Four years ago, the race never seemed to stray too far from Baltimore. Both campaigns set up headquarters in that region. The only two debates of the contest were held there. And it's where most of the negative TV ads ran. Ehrlich, a former Baltimore area congressman who was then the incumbent, pummeled O'Malley about his tenure as the city's mayor.

This year, Ehrlich will enter the race with hopes of improving dramatically on his dismal 2006 showing in voter-rich and heavily Democratic Montgomery and Prince George's counties, which together are home to nearly one in three Maryland voters.

The 110,000 independent voters in Montgomery -- nearly a quarter of all of the state's independents -- are attractive targets at a time when Republicans have appealed to similar blocs to win races in Massachusetts and other blue states. Ehrlich advisers say they think he can also pick up significantly more votes than in 2006 among Montgomery's white men, his strongest demographic statewide four years ago.

Ehrlich plans to aggressively appeal to the small-business community, including Montgomery's high-tech sector, which he says has been stifled by tax increases and other initiatives backed by O'Malley and the Democratic-dominated legislature.

O'Malley's biggest challenge might be to replicate his success in Prince George's, where voters angry at President George W. Bush turned out in droves in 2006, delivering nearly 79 percent of the county's total votes.

Democratic registration in the county has risen, but it remains to be seen whether O'Malley can generate the same excitement this year. A hotly contested race for the Prince George's executive will essentially have been resolved by September's Democratic primary, and some leaders in the majority African American county have been slow to rally behind O'Malley.

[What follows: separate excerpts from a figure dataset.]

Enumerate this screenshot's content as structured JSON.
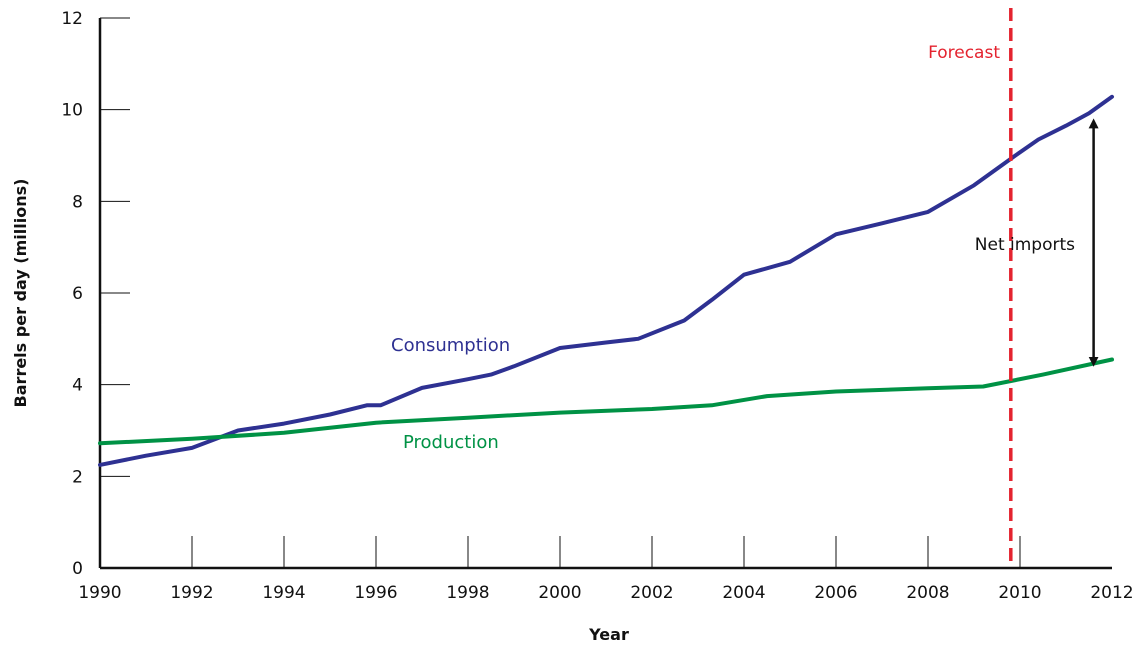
{
  "chart_data": {
    "type": "line",
    "xlabel": "Year",
    "ylabel": "Barrels per day (millions)",
    "xlim": [
      1990,
      2012
    ],
    "ylim": [
      0,
      12
    ],
    "x_ticks": [
      1990,
      1992,
      1994,
      1996,
      1998,
      2000,
      2002,
      2004,
      2006,
      2008,
      2010,
      2012
    ],
    "y_ticks": [
      0,
      2,
      4,
      6,
      8,
      10,
      12
    ],
    "grid": false,
    "series": [
      {
        "name": "Consumption",
        "color": "#2e3192",
        "points": [
          [
            1990,
            2.25
          ],
          [
            1991,
            2.45
          ],
          [
            1992,
            2.62
          ],
          [
            1993,
            3.0
          ],
          [
            1994,
            3.15
          ],
          [
            1995,
            3.35
          ],
          [
            1995.8,
            3.55
          ],
          [
            1996.1,
            3.55
          ],
          [
            1997,
            3.93
          ],
          [
            1998,
            4.12
          ],
          [
            1998.5,
            4.22
          ],
          [
            1999,
            4.4
          ],
          [
            2000,
            4.8
          ],
          [
            2001,
            4.92
          ],
          [
            2001.7,
            5.0
          ],
          [
            2002.7,
            5.4
          ],
          [
            2003.3,
            5.85
          ],
          [
            2004,
            6.4
          ],
          [
            2005,
            6.68
          ],
          [
            2006,
            7.28
          ],
          [
            2007,
            7.52
          ],
          [
            2008,
            7.77
          ],
          [
            2009,
            8.35
          ],
          [
            2009.9,
            9.0
          ],
          [
            2010.4,
            9.35
          ],
          [
            2011,
            9.65
          ],
          [
            2011.5,
            9.92
          ],
          [
            2012,
            10.28
          ]
        ]
      },
      {
        "name": "Production",
        "color": "#009245",
        "points": [
          [
            1990,
            2.72
          ],
          [
            1992,
            2.82
          ],
          [
            1994,
            2.95
          ],
          [
            1996,
            3.17
          ],
          [
            1998,
            3.28
          ],
          [
            2000,
            3.39
          ],
          [
            2002,
            3.47
          ],
          [
            2003.3,
            3.55
          ],
          [
            2004.5,
            3.75
          ],
          [
            2006,
            3.85
          ],
          [
            2008,
            3.92
          ],
          [
            2009.2,
            3.96
          ],
          [
            2010.5,
            4.22
          ],
          [
            2012,
            4.55
          ]
        ]
      }
    ],
    "forecast": {
      "label": "Forecast",
      "x": 2009.8,
      "color": "#e4232f"
    },
    "annotation": {
      "label": "Net imports",
      "x": 2011.6,
      "y_from": 4.5,
      "y_to": 9.7
    }
  }
}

O'Malley aides say his campaign is preparing to aggressively promote Maryland's new early-voting law, which provides a six-day window to cast ballots before Election Day, in an effort to bolster Democratic turnout.

That is just one way that aides say they hope to capitalize on multimillion-dollar war chests built by O'Malley and the state Democratic Party in the past four years, a period in which Ehrlich has been idle and the Maryland GOP has struggled to stay afloat financially. O'Malley aides also hint that President Obama could make multiple appearances with the governor during his campaign.

"We will spend a lot of time there," Ehrlich said of the Washington area, where he said he plans to emphasize traffic, jobs and economic development. "You don't have to be a political scientist to figure out that Montgomery and Prince George's and Howard are vote-rich and that voters there are very sophisticated."

At a recent gathering of Montgomery Republicans, a top Ehrlich adviser told the group that Ehrlich considers the county a linchpin in his campaign. There is wide speculation that he could pick a running mate from Montgomery.